资料来源 : Free On-Line Dictionary of Computing
lazy evaluation
An {evaluation strategy} combining {normal order
evaluation} with updating. Under normal order evaluation
(outermost or call-by-name evaluation) an expression is
evaluated only when its value is needed in order for the
program to return (the next part of) its result. Updating
means that if an expression's value is needed more than once
(i.e. it is shared), the result of the first evaluation is
remembered and subsequent requests for it will return the
remembered value immediately without further evaluation. This
is often implemented by graph reduction. An unevaluated
expression is represented as a {closure} - a data structure
containing all the information required to evaluate the
expression.
Lazy evaluation is one {evaluation strategy} used to implement
non-{strict} functions. Function arguments may be infinite
data structures (especially lists) of values, the components
of which are evaluated as needed.
According to Phil Wadler the term was invented by Jim Morris.

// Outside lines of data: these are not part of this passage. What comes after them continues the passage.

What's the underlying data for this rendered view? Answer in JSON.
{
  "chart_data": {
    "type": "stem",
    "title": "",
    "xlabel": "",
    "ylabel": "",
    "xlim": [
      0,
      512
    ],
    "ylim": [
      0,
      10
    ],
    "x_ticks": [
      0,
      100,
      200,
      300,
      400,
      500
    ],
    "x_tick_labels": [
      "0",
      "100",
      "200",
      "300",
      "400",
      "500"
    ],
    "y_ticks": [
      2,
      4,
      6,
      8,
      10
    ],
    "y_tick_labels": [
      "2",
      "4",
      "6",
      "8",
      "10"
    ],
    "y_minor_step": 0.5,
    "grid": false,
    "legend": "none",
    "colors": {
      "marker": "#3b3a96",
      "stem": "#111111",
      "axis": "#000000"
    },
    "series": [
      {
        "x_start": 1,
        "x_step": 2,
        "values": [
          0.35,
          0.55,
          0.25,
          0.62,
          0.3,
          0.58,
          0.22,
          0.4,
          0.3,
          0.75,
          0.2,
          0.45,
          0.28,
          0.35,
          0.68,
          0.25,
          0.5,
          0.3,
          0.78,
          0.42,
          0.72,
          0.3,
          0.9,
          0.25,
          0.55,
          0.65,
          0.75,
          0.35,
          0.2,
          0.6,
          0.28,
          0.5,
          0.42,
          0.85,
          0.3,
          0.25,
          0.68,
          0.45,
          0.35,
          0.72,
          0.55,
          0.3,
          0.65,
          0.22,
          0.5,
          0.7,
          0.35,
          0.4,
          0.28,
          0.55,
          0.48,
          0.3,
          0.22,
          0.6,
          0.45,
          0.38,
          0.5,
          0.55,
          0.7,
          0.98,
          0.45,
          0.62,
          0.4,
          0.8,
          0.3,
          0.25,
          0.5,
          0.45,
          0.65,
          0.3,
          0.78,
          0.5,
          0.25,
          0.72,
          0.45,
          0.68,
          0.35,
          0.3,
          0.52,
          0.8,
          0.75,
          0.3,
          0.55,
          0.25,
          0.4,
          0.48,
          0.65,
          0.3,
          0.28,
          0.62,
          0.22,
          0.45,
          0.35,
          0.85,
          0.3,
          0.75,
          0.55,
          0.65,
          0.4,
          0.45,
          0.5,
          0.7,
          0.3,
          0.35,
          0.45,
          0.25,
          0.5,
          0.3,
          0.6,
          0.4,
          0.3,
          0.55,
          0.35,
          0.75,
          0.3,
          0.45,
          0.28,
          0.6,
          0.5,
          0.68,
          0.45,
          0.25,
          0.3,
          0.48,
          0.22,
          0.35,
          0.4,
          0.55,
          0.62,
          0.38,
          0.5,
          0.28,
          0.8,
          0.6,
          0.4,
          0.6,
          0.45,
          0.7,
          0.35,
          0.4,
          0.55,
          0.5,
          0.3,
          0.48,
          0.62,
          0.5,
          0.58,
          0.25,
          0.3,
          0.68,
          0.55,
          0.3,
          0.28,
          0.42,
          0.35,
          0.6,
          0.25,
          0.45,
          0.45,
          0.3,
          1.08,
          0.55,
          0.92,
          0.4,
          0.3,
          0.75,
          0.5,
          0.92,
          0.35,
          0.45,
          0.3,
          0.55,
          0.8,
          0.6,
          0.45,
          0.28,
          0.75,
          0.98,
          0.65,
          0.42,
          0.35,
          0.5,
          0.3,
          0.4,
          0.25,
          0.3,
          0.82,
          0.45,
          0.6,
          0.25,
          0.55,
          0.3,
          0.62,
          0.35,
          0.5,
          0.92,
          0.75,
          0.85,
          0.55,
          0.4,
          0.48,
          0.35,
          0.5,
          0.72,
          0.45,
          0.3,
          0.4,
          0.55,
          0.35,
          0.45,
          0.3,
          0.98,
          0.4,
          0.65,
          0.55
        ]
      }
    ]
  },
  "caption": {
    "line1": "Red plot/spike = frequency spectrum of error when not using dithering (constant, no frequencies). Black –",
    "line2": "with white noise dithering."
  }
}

Opposite: {eager evaluation}.
A partial kind of lazy evaluation implements lazy data
structures or especially {lazy list}s where function arguments
are passed evaluated but the arguments of data constructors
are not evaluated.
{Full laziness} is a {program transformation} which aims to
optimise lazy evaluation by ensuring that all subexpressions
in a function body which do not depend on the function's
arguments are only evaluated once.
(1994-12-14)